The Cheesecake Factory said that COVID is likely the reason for fluctuating sales. / Photograph: Shutterstock
To many Americans, it might feel like COVID-19 is in the rearview mirror.
But for The Cheesecake Factory, the virus is as real as ever.
It’s COVID, and not the country’s economic turmoil, that has been causing the 308-unit casual-dining operator’s business to fluctuate from month to month and market to market, said CFO Matthew Clark on Wednesday.
“When you see the cases move up, you see sales come down. And then when you see the cases go down, you see the sales go up, probably higher than what is the sustainable level,” he told analysts during the chain’s second-quarter earnings call.
The chain’s same-store sales rose 4.7% year over year in the quarter, which was roughly in line with menu prices during the period. Revenues were $832.6 million, at the low end of Cheesecake’s forecast. The results had some analysts wondering whether customers were starting to slow their spending at the chain as inflation rages on.
“Who knows?” Clark said. “The trillion-dollar question is what is the consumer going to do and how are they behaving?” What he did say was that The Cheesecake Factory’s current sales trends don’t resemble those during the Great Recession.
“When we looked at that data, the trends there were much more moderated and broad-based across all restaurants,” he said. “Not these pockets that we’re seeing today. … That wouldn’t tell me that’s economics. That tells me there’s another factor in play.”

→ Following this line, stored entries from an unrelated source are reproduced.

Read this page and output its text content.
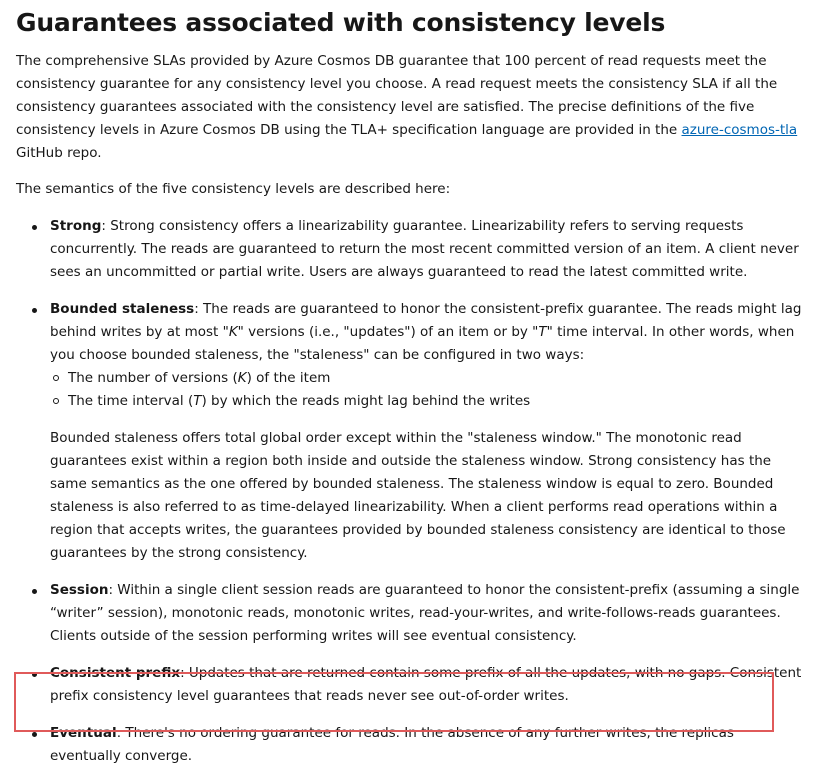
Guarantees associated with consistency levels

The comprehensive SLAs provided by Azure Cosmos DB guarantee that 100 percent of read requests meet the consistency guarantee for any consistency level you choose. A read request meets the consistency SLA if all the consistency guarantees associated with the consistency level are satisfied. The precise definitions of the five consistency levels in Azure Cosmos DB using the TLA+ specification language are provided in the azure-cosmos-tla GitHub repo.

The semantics of the five consistency levels are described here:

Strong: Strong consistency offers a linearizability guarantee. Linearizability refers to serving requests concurrently. The reads are guaranteed to return the most recent committed version of an item. A client never sees an uncommitted or partial write. Users are always guaranteed to read the latest committed write.
Bounded staleness: The reads are guaranteed to honor the consistent-prefix guarantee. The reads might lag behind writes by at most "K" versions (i.e., "updates") of an item or by "T" time interval. In other words, when you choose bounded staleness, the "staleness" can be configured in two ways:
The number of versions (K) of the item
The time interval (T) by which the reads might lag behind the writes
Bounded staleness offers total global order except within the "staleness window." The monotonic read guarantees exist within a region both inside and outside the staleness window. Strong consistency has the same semantics as the one offered by bounded staleness. The staleness window is equal to zero. Bounded staleness is also referred to as time-delayed linearizability. When a client performs read operations within a region that accepts writes, the guarantees provided by bounded staleness consistency are identical to those guarantees by the strong consistency.
Session: Within a single client session reads are guaranteed to honor the consistent-prefix (assuming a single “writer” session), monotonic reads, monotonic writes, read-your-writes, and write-follows-reads guarantees. Clients outside of the session performing writes will see eventual consistency.
Consistent prefix: Updates that are returned contain some prefix of all the updates, with no gaps. Consistent prefix consistency level guarantees that reads never see out-of-order writes.
Eventual: There's no ordering guarantee for reads. In the absence of any further writes, the replicas eventually converge.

That factor, Clark said, is COVID-19. The chain has felt pressure in Southern California, where cases have been rising since March, and New England, which had a spike in May, but not so much in Florida and Texas, he said. When sales in one unnamed city slowed down recently, Clark Googled it and saw a local news headline that read “The summer surge is back.”
“We could almost be like a sounding board for the CDC,” Clark said. “You can track it. People can’t go into restaurants when they’re sick or they’re home taking care of people.”
In areas that are more stable in terms of COVID, he said, metrics like check averages, attachments and dessert sales remain in line with expectations. And the chain’s mean performance over the past several quarters has matched 2019 sales, plus price.
“That gives us a lot of confidence that no one is trading down,” he said.
Nor has the chain wavered from its predictions for the rest of the year: AUVs of $12 million for its massive restaurants and operating margins that match those of 2019.
To achieve that latter goal, though, Cheesecake is raising prices again to help offset higher-than-expected commodity and labor costs. It will begin implementing a 4.25% price hike as it rolls out a new menu, amounting to prices that are 7.5% higher than the second half of last year, Clark said.
It’s expecting commodity inflation of 14% to 15% for the year, which is about 200 to 300 basis points higher than its prior outlook, and wage inflation of 5%.
But Clark said there are signs that inflation has peaked. Cheesecake reported its lowest level of wage inflation so far this year and expects commodity costs to decline by 250 basis points between now and the end of 2022.
“If these trends continue, coupled with our higher menu pricing, we will still be on track to exit this year with four-wall margins at 2019 levels,” he said.